Telling her own story and expressing her own feelings, Mary challenges many assumptions about the events she narrates. One assumption is that she is, in fact, a witch. The reader sees her as bright (she understands her situation fully), responsible (she cares for herself and others in her town), and strong (she outlasts her own hanging). Her treatment is based primarily on fear. The men fear Mary, her independence, and her powers, and they also fear their own act of violence. When she refuses to die, they fear Mary even more. The women fear connection with Mary because they know that only the slightest circumstances separate them from her: In the most basic way, they are connected because they are women and, as women, they are controlled by men. When Mary looks to her God for help, she only finds indifference. Having practiced faith, charity, and hope, she expects some compassion and understanding. Just as she is shown none from the villagers, she is shown none by God.

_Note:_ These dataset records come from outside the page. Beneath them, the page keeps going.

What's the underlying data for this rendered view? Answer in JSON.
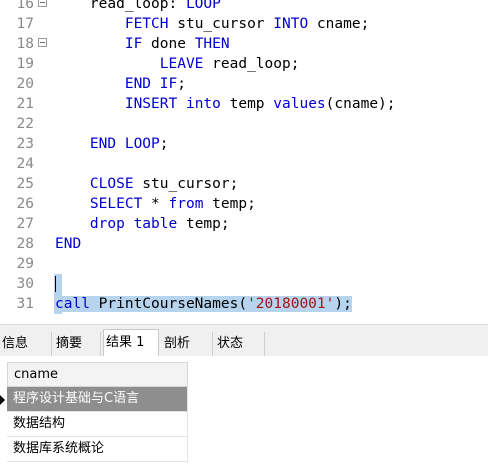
{
  "editor": {
    "lines": [
      {
        "n": "16",
        "fold": true,
        "segs": [
          {
            "t": "    read_loop: "
          },
          {
            "t": "LOOP",
            "k": 1
          }
        ]
      },
      {
        "n": "17",
        "fold": false,
        "segs": [
          {
            "t": "        "
          },
          {
            "t": "FETCH",
            "k": 1
          },
          {
            "t": " stu_cursor "
          },
          {
            "t": "INTO",
            "k": 1
          },
          {
            "t": " cname;"
          }
        ]
      },
      {
        "n": "18",
        "fold": true,
        "segs": [
          {
            "t": "        "
          },
          {
            "t": "IF",
            "k": 1
          },
          {
            "t": " done "
          },
          {
            "t": "THEN",
            "k": 1
          }
        ]
      },
      {
        "n": "19",
        "fold": false,
        "segs": [
          {
            "t": "            "
          },
          {
            "t": "LEAVE",
            "k": 1
          },
          {
            "t": " read_loop;"
          }
        ]
      },
      {
        "n": "20",
        "fold": false,
        "segs": [
          {
            "t": "        "
          },
          {
            "t": "END IF",
            "k": 1
          },
          {
            "t": ";"
          }
        ]
      },
      {
        "n": "21",
        "fold": false,
        "segs": [
          {
            "t": "        "
          },
          {
            "t": "INSERT",
            "k": 1
          },
          {
            "t": " "
          },
          {
            "t": "into",
            "k": 1
          },
          {
            "t": " temp "
          },
          {
            "t": "values",
            "k": 1
          },
          {
            "t": "(cname);"
          }
        ]
      },
      {
        "n": "22",
        "fold": false,
        "segs": []
      },
      {
        "n": "23",
        "fold": false,
        "segs": [
          {
            "t": "    "
          },
          {
            "t": "END LOOP",
            "k": 1
          },
          {
            "t": ";"
          }
        ]
      },
      {
        "n": "24",
        "fold": false,
        "segs": []
      },
      {
        "n": "25",
        "fold": false,
        "segs": [
          {
            "t": "    "
          },
          {
            "t": "CLOSE",
            "k": 1
          },
          {
            "t": " stu_cursor;"
          }
        ]
      },
      {
        "n": "26",
        "fold": false,
        "segs": [
          {
            "t": "    "
          },
          {
            "t": "SELECT",
            "k": 1
          },
          {
            "t": " * "
          },
          {
            "t": "from",
            "k": 1
          },
          {
            "t": " temp;"
          }
        ]
      },
      {
        "n": "27",
        "fold": false,
        "segs": [
          {
            "t": "    "
          },
          {
            "t": "drop",
            "k": 1
          },
          {
            "t": " "
          },
          {
            "t": "table",
            "k": 1
          },
          {
            "t": " temp;"
          }
        ]
      },
      {
        "n": "28",
        "fold": false,
        "segs": [
          {
            "t": "END",
            "k": 1
          }
        ]
      },
      {
        "n": "29",
        "fold": false,
        "segs": []
      },
      {
        "n": "30",
        "fold": false,
        "segs": []
      },
      {
        "n": "31",
        "fold": false,
        "segs": [
          {
            "t": "call",
            "k": 1,
            "sel": 1
          },
          {
            "t": " PrintCourseNames(",
            "sel": 1
          },
          {
            "t": "'20180001'",
            "s": 1,
            "sel": 1
          },
          {
            "t": ");",
            "sel": 1
          }
        ]
      }
    ]
  },
  "tabs": [
    {
      "label": "信息",
      "active": false
    },
    {
      "label": "摘要",
      "active": false
    },
    {
      "label": "结果 1",
      "active": true
    },
    {
      "label": "剖析",
      "active": false
    },
    {
      "label": "状态",
      "active": false
    }
  ],
  "results": {
    "column": "cname",
    "rows": [
      "程序设计基础与C语言",
      "数据结构",
      "数据库系统概论"
    ],
    "selected_row": 0
  }
}
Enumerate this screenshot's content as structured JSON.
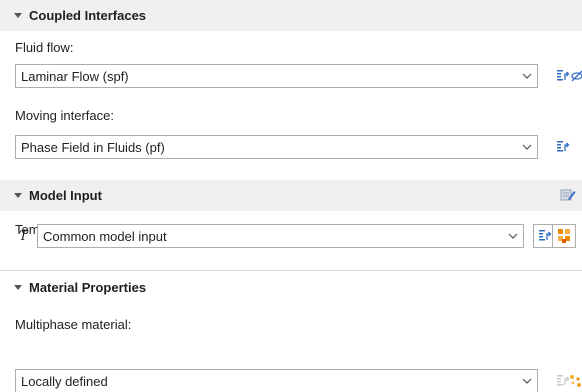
{
  "sections": {
    "coupled": {
      "title": "Coupled Interfaces"
    },
    "model_input": {
      "title": "Model Input"
    },
    "material": {
      "title": "Material Properties"
    }
  },
  "fluid_flow": {
    "label": "Fluid flow:",
    "value": "Laminar Flow (spf)"
  },
  "moving_interface": {
    "label": "Moving interface:",
    "value": "Phase Field in Fluids (pf)"
  },
  "temperature": {
    "label": "Temperature:",
    "symbol": "T",
    "value": "Common model input"
  },
  "multiphase": {
    "label": "Multiphase material:",
    "value": "Locally defined"
  },
  "colors": {
    "header_bg": "#f0f0f0",
    "go_to_source_icon": "#2f6bbd",
    "unlink_icon": "#3a6fc7",
    "orange_icon": "#f08a00"
  }
}
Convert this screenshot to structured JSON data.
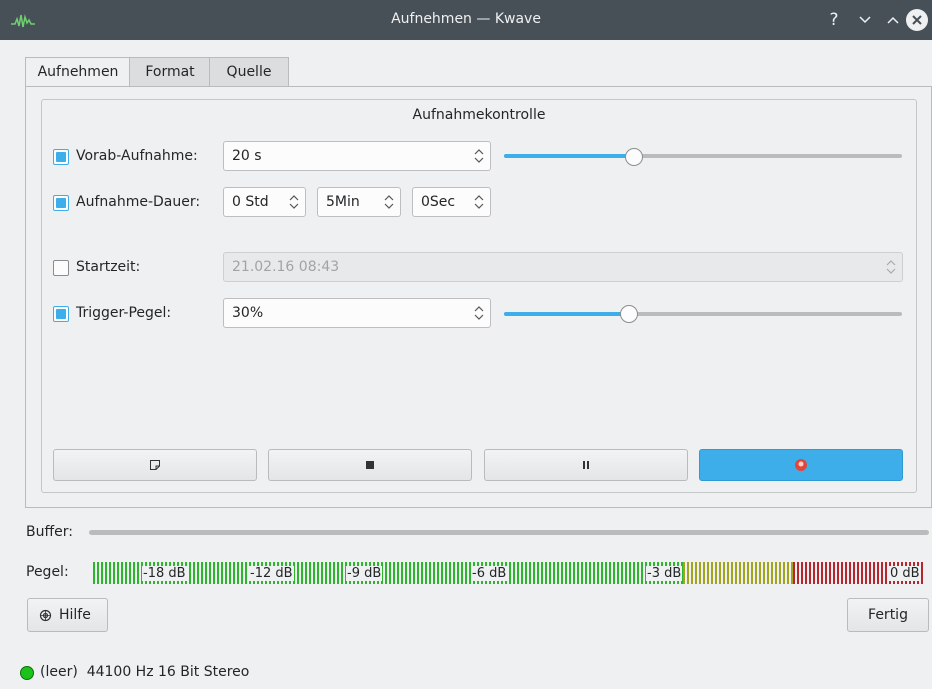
{
  "window": {
    "title": "Aufnehmen — Kwave",
    "help_glyph": "?",
    "colors": {
      "titlebar": "#475057",
      "accent": "#3daee9",
      "led": "#1ac21a"
    }
  },
  "tabs": [
    {
      "label": "Aufnehmen",
      "active": true
    },
    {
      "label": "Format",
      "active": false
    },
    {
      "label": "Quelle",
      "active": false
    }
  ],
  "record_control": {
    "title": "Aufnahmekontrolle",
    "prerecord": {
      "label": "Vorab-Aufnahme:",
      "checked": true,
      "value": "20 s",
      "slider_fraction": 0.3
    },
    "duration": {
      "label": "Aufnahme-Dauer:",
      "checked": true,
      "hours": "0 Std",
      "minutes": "5Min",
      "seconds": "0Sec"
    },
    "start_time": {
      "label": "Startzeit:",
      "checked": false,
      "value": "21.02.16 08:43"
    },
    "trigger": {
      "label": "Trigger-Pegel:",
      "checked": true,
      "value": "30%",
      "slider_fraction": 0.3
    }
  },
  "controls": [
    {
      "name": "new",
      "icon": "new-document-icon"
    },
    {
      "name": "stop",
      "icon": "stop-icon"
    },
    {
      "name": "pause",
      "icon": "pause-icon"
    },
    {
      "name": "record",
      "icon": "record-icon"
    }
  ],
  "buffer": {
    "label": "Buffer:"
  },
  "level": {
    "label": "Pegel:",
    "ticks": [
      "-18 dB",
      "-12 dB",
      "-9 dB",
      "-6 dB",
      "-3 dB",
      "0 dB"
    ]
  },
  "footer": {
    "help_label": "Hilfe",
    "done_label": "Fertig"
  },
  "status": {
    "text": "(leer)  44100 Hz 16 Bit Stereo"
  }
}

Though the hanging does not kill her physically, it does kill her emotionally. The woman who rises from the ground after she is cut down is, in fact, a lunatic—a madwoman. The free will she has questioned God about—a free will that society did not allow her in her first life—is now hers. As long as she stays clear of the society that shuns her, she can, and must, do as she will, using her own resources. But her resources are tremendously limited now—compare the woman struggling to stay alive in earlier stanzas with the woman eating dung in the final section. Mary Webster is, in fact, not alive, as she acknowledges near the end when she asks, “Who else has been dead twice?” Without her sanity, she has been made less than human, and the punishment of her judges is final and terrible.